Er bestaat vrij veel onderzoek naar beschutte werkplaatsen. Meestal gaat dat onderzoek over kosten, baten en voor- en nadelen. Kosten en baten voor de samenleving, de sociale zekerheid of de economie welteverstaan.

Zo wordt voortdurend benadrukt en herhaald dat de gesubsidieerde tewerkstelling goedkoper is dan mensen een uitkering geven en gunstig uitpakt voor de economie. “Daar wordt iedereen beter van: wie werkt, draagt bij aan de sociale zekerheid, betaalt belastingen en wordt opnieuw consument.” heet het bij VOSEC.

De mensen die in de beschutte werkplaatsen werken en om wie het zogezegd allemaal draait blijven hierbij meestal volledig buiten beeld. Ook op de sites van VOSEC en VLAB komt geen enkele ‘doelgroepwerknemer’ aan het woord.

Bij onderzoek dat die werknemers wél aan het woord laat valt vooral op dat wat zij vertellen vaak nogal sterk afwijkt van wat de sector zélf wereldkundig maakt. Dat begint al bij de manier waarop mensen in een beschutte werkplaats terechtkomen. Mensen die in een beschutte werkplaats werken doen dat omdat ze elders geen kans krijgen en dus geen keuze hebben. Maar ook om dan maar in een beschutte werkplaats te gaan werken kunnen ze eigenlijk niet zelf kiezen.

De toegang tot een beschutte werkplaats wordt geregeld aan de hand van normen en criteria waar ze zelf niets aan te zeggen hebben en die door anderen bepaald worden. In de praktijk betekent dat dat de eventuele werknemers uitgebreid getest en gescreend worden om te kijken of ze wel in aanmerking komen.

Het komt er eigenlijk op neer dat er nagegaan wordt of ze wel ‘abnormaal’ genoeg zijn om niet op de reguliere arbeidsmarkt terecht te kunnen en tezelfdertijd dan toch ook niet ‘abnormaal’ genoeg om in aanmerking te komen voor een uitkering. Deze procedure wordt door de betrokkenen als onrechtvaardig en vernederend ervaren. En terecht. Het is een sterk objectiverende aanpak, die ook zo ervaren wordt.

En dan is er het werk zelf. Het soort werk dat in een beschutte werkplaats verricht moet worden is veelal simpel, eentonig, repetitief en saai. En ook door de mensen die het moeten doen wordt dat wel degelijk zo ervaren. Bovendien biedt het werk geen kansen op groei of ontwikkeling en worden mensen vooral ingezet daar waar ze het best renderen en niet bij wat ze zelf zouden willen.

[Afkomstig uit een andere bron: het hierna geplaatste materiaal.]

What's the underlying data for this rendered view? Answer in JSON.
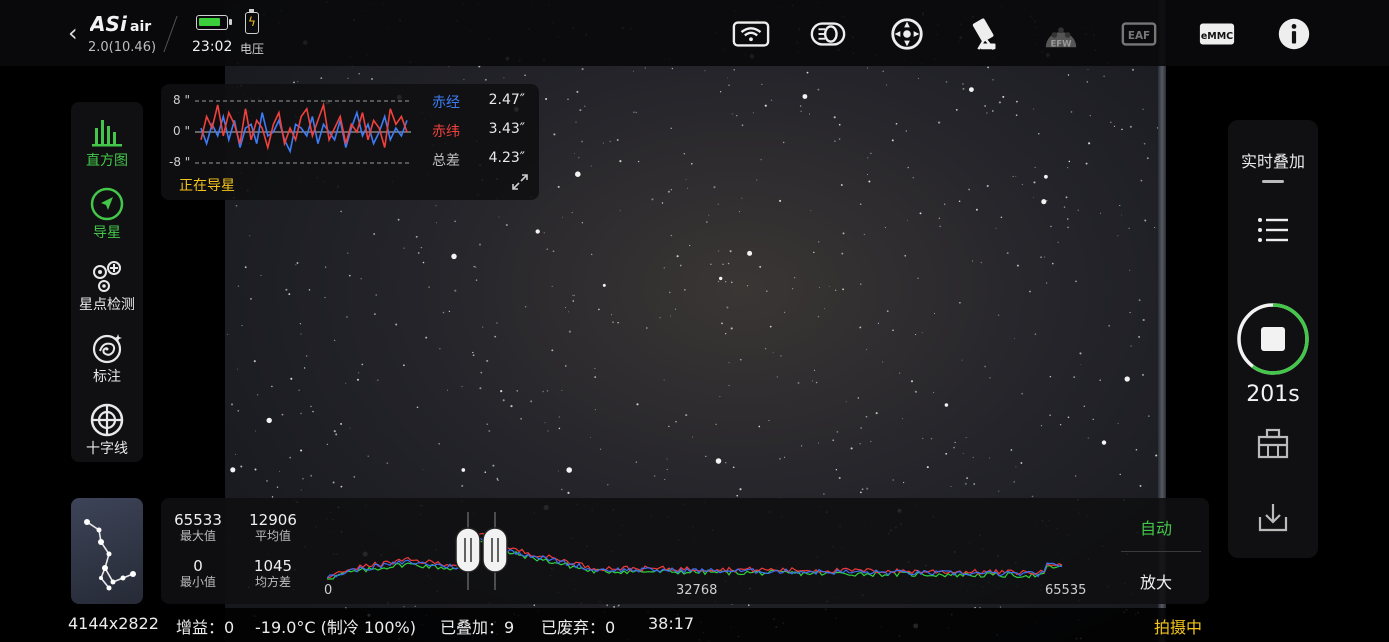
{
  "app": {
    "firmware": "2.0(10.46)",
    "time": "23:02",
    "voltage_label": "电压",
    "battery_level": 0.8
  },
  "top_icons": [
    "wifi-icon",
    "storage-disk-icon",
    "mount-icon",
    "telescope-icon",
    "efw-icon",
    "eaf-icon",
    "emmc-icon",
    "info-icon"
  ],
  "top_icon_labels": {
    "efw": "EFW",
    "eaf": "EAF",
    "emmc": "eMMC"
  },
  "left_tools": [
    {
      "id": "histogram",
      "label": "直方图",
      "active": true
    },
    {
      "id": "guide",
      "label": "导星",
      "active": true
    },
    {
      "id": "star-detect",
      "label": "星点检测",
      "active": false
    },
    {
      "id": "annotate",
      "label": "标注",
      "active": false
    },
    {
      "id": "crosshair",
      "label": "十字线",
      "active": false
    }
  ],
  "guide": {
    "ticks": [
      "8 \"",
      "0 \"",
      "-8 \""
    ],
    "ra_label": "赤经",
    "ra_value": "2.47″",
    "dec_label": "赤纬",
    "dec_value": "3.43″",
    "total_label": "总差",
    "total_value": "4.23″",
    "status": "正在导星",
    "colors": {
      "ra": "#3d7cf5",
      "dec": "#f0413c"
    },
    "ra_series": [
      1,
      -3,
      2,
      -1,
      4,
      -2,
      3,
      -4,
      1,
      2,
      -3,
      5,
      -1,
      0,
      3,
      -2,
      -5,
      2,
      1,
      -1,
      4,
      -3,
      2,
      0,
      -2,
      3,
      -4,
      1,
      5,
      -1,
      2,
      -3,
      0,
      4,
      -2,
      1,
      -1,
      3
    ],
    "dec_series": [
      -2,
      4,
      1,
      7,
      -1,
      5,
      2,
      -3,
      6,
      -2,
      3,
      1,
      -4,
      2,
      5,
      -3,
      1,
      -2,
      4,
      6,
      -1,
      3,
      7,
      -2,
      1,
      4,
      -3,
      2,
      0,
      5,
      -2,
      3,
      1,
      -4,
      6,
      2,
      4,
      0
    ]
  },
  "right_panel": {
    "title": "实时叠加",
    "exposure": "201s",
    "progress": 0.6
  },
  "histogram": {
    "max_value": "65533",
    "max_label": "最大值",
    "mean_value": "12906",
    "mean_label": "平均值",
    "min_value": "0",
    "min_label": "最小值",
    "std_value": "1045",
    "std_label": "均方差",
    "axis": [
      "0",
      "32768",
      "65535"
    ],
    "auto_label": "自动",
    "zoom_label": "放大"
  },
  "status": {
    "resolution": "4144x2822",
    "gain": "增益：0",
    "temperature": "-19.0°C (制冷 100%)",
    "stacked": "已叠加：9",
    "discarded": "已废弃：0",
    "elapsed": "38:17",
    "state": "拍摄中"
  }
}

Kortom, beschutte werkplaatsen lijken wel ontsproten aan het brein van managementsgoeroe Frederick Taylor, de uitvinder van de lopende band die een ‘man van het type van een os’ als de ideale werknemer beschouwde en wiens ideeën Charlie Chaplin inspireerden bij zijn ‘modern times’.

Beschutte werkplaatsen bieden hun werknemers naar eigen zeggen ‘zinvolle arbeid’ waar ze fier op kunnen zijn en waaraan ze eigenwaarde kunnen ontlenen.

Veel valt daarvan nochtans niet te merken wanneer je gaat kijken naar wat die werknemers zélf vertellen over hun werk. Een hele verzameling dergelijke getuigenissen valt te lezen in “werken in een beschermde werkplaats”, een publicatie van ‘Onze Nieuwe Toekomst vzw’, de beweging “van, voor en door mensen met een verstandelijke beperking” (die begin dit jaar nog de cultuurprijs voor vrijwilligerswerk won)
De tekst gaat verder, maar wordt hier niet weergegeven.